After launching 10-day and month-long installments in NYC’s Soho last year, Pop Up Grocer opened in Los Angeles in February.

“New York was obvious because that’s where I lived, but that’s also where a lot of these brands are being developed,” Schildt noted. “There’s a specialty food movement in Brooklyn, and a number of incubators to develop products. The media is also heavily invested in the local food scene, so all of the important, influential people who we bring in to view and share these brands in that 30-day period are headquartered in New York. From there, we look at where the people who are interested in us are coming from, based on social media and traditional media.”

After the LA market launch, the crisis hit. Plans to open in Austin were postponed; Schildt found herself without a clear plan, and her brands found themselves without a lifeline to their newfound audiences.

Schildt had always planned to explore eCommerce, but her tentative plans were suddenly pressed into action. She developed The Pop Up Grocer Box, which has become the company’s first eCommerce outreach featuring the brands that would have participated in the pop-up physical location. For a price of $60, the Box includes three options for product selections representing a value of at least $45, a $5 donation to Feeding America and Pop Up Grocer swag, including shipping. Schildt says she has been moving about 150 boxes per week.

“The number goes up and down,” she said. “The way I see it, the grocery space is missing a discovery phase – in fact, I think you could say that about the broader retail landscape. Today, consumers haven’t fully adopted an eCommerce behavior, but it will be interesting to see how COVID-19 will maybe accelerate the long-term adoption of these delivery services that have been available for some time. But I think the reason people aren’t buying food online is because they don’t trust it. There’s a lack of intimacy that I think is required for product purchases, especially premium product purchases. So we serve these products in a space where they can be discovered in a trusted, fun environment, and then consumers can go on to buy them regularly at their local physical stores.”

The Austin pop-up has been rescheduled to June. According to BevNet, eCommerce platforms like Hungryroot, Jet and Blue Apron,  as well as brands such as Recess, Dirty Lemon and KIND, have all opened New York City pop-ups. According to Salesforce’s 2019 Connected Shoppers Report, “consumers, especially Gen Zers, seek out stores that offer unique experiences, not just products and checkout lines.” Over half of Gen Z shoppers have visited a pop-up store, and 42 percent have participated in a social event or demo inside a store, the report said.

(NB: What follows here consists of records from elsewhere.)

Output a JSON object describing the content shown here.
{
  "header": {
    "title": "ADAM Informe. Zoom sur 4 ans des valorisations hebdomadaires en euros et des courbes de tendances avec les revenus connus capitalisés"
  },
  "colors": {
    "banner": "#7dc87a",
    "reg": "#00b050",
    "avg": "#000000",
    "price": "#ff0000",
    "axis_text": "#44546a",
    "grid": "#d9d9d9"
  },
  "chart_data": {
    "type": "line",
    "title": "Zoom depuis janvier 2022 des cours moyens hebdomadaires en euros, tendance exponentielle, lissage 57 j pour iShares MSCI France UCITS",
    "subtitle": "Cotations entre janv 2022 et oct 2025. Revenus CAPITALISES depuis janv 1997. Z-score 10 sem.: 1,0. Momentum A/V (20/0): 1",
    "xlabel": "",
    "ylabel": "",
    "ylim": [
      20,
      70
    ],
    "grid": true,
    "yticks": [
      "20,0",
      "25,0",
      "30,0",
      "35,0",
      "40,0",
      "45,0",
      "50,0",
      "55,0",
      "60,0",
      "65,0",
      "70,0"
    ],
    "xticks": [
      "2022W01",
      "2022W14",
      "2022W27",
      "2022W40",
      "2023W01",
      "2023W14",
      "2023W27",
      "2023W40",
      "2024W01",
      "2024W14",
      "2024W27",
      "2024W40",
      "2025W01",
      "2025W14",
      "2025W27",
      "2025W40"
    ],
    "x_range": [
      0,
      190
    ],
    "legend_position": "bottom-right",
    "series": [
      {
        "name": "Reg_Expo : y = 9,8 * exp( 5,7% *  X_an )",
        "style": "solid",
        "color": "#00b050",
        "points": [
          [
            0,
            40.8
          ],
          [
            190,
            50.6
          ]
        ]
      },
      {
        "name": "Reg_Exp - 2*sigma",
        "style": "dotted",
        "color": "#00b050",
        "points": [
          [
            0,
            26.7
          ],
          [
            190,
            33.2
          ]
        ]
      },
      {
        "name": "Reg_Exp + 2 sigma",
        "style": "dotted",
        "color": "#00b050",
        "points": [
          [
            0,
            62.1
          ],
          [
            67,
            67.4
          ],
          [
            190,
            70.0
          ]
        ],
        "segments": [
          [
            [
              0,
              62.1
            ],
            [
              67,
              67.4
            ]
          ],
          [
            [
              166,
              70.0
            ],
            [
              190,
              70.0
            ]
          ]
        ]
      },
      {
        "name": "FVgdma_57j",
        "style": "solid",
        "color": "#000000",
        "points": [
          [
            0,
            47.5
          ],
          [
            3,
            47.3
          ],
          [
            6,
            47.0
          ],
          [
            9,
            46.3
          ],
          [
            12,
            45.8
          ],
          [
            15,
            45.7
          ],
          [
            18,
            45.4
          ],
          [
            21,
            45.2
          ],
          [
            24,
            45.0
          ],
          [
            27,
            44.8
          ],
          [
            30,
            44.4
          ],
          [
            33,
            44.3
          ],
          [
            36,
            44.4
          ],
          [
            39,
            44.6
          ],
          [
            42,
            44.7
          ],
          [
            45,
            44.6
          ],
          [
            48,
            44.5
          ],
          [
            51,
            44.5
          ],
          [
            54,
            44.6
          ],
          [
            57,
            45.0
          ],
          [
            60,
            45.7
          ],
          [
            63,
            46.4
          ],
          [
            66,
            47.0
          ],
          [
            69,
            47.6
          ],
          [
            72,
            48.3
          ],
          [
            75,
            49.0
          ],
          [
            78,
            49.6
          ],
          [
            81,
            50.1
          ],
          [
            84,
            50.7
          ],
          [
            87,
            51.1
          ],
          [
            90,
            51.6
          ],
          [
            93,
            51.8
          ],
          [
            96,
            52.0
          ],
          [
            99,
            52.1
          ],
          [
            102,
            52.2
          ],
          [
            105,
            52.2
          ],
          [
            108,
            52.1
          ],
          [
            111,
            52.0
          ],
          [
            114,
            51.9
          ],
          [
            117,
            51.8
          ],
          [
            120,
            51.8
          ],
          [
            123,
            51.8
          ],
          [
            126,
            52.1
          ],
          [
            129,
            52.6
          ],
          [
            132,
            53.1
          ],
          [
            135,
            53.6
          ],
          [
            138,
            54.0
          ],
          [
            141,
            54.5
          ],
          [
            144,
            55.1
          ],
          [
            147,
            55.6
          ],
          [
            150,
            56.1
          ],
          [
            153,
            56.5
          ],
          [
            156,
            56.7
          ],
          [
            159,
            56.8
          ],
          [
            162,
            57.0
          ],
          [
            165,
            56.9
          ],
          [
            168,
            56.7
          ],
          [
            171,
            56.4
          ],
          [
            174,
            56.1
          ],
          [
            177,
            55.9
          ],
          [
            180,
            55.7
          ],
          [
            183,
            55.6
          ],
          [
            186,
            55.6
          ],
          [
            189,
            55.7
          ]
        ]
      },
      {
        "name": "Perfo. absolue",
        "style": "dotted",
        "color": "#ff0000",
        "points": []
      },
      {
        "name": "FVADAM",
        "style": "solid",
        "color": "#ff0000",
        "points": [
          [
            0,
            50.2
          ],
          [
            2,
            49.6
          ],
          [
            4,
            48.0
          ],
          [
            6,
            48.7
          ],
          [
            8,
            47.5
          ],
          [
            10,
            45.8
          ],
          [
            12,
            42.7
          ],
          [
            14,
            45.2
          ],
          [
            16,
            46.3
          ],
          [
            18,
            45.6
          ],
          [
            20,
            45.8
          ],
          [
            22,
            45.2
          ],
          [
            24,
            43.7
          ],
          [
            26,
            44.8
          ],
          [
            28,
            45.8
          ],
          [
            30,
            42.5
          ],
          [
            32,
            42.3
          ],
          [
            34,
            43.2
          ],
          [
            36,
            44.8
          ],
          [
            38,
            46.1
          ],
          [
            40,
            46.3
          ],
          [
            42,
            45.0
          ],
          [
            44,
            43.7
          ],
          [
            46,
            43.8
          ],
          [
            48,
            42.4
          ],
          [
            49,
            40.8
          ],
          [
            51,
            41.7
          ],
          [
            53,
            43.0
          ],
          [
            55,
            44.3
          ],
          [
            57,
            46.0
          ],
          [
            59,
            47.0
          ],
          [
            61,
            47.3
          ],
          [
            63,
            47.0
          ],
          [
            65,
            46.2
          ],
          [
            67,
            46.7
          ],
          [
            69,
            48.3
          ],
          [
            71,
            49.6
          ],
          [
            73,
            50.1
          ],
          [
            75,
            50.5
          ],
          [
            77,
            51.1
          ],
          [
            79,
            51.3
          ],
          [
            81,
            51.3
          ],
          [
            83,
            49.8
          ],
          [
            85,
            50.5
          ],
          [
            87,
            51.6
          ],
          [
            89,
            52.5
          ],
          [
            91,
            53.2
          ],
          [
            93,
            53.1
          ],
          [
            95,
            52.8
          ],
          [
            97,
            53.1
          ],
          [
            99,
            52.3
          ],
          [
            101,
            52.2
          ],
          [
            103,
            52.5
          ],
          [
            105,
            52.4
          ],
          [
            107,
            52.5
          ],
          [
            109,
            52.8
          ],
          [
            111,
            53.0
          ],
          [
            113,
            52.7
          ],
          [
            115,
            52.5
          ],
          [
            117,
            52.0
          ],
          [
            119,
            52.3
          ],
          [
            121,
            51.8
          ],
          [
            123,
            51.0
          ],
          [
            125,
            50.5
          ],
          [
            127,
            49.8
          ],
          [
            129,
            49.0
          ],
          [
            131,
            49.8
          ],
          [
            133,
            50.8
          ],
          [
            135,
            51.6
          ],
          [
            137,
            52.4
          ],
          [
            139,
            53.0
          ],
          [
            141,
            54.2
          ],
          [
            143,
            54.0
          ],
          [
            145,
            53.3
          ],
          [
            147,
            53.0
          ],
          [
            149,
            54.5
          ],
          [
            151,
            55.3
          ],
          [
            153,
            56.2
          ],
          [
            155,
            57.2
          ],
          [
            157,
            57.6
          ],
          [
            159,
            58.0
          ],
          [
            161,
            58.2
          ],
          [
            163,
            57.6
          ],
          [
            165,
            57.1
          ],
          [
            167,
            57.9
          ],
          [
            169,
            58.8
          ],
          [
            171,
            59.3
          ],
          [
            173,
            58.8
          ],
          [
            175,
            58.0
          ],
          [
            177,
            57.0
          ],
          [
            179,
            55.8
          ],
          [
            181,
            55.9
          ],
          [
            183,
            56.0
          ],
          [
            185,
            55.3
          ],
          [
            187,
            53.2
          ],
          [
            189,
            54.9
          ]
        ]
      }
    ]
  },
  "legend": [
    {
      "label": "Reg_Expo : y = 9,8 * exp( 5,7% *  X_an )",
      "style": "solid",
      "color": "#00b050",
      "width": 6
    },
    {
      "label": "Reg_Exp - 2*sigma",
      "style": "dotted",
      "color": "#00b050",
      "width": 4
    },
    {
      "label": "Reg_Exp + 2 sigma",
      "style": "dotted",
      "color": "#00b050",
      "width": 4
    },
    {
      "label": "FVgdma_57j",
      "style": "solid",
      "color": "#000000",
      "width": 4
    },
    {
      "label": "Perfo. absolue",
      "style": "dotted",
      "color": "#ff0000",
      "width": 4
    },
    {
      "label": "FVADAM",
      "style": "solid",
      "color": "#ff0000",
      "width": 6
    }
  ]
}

“I always say – and it’s part of our pitch to brands – is that food is the new fashion,” Schildt said. “I think that phenomenon has been aided by social media. So many years ago, people started using and sharing food as a statement of identity. In the same way that you choose your green mohair sweater, now you’re choosing your avocado toast. And that says something about you.

“I think food choices are about so much more now than just what satiates you – it’s really more about a lifestyle,” she continued. “It’s interesting to think about how those food choices are a much more accessible form of that statement of identity. And people are going to be less interested in buying the mohair sweater and more interested in a purchase that says something about them, while actually providing them with a healthier body and lifestyle that makes them feel good.”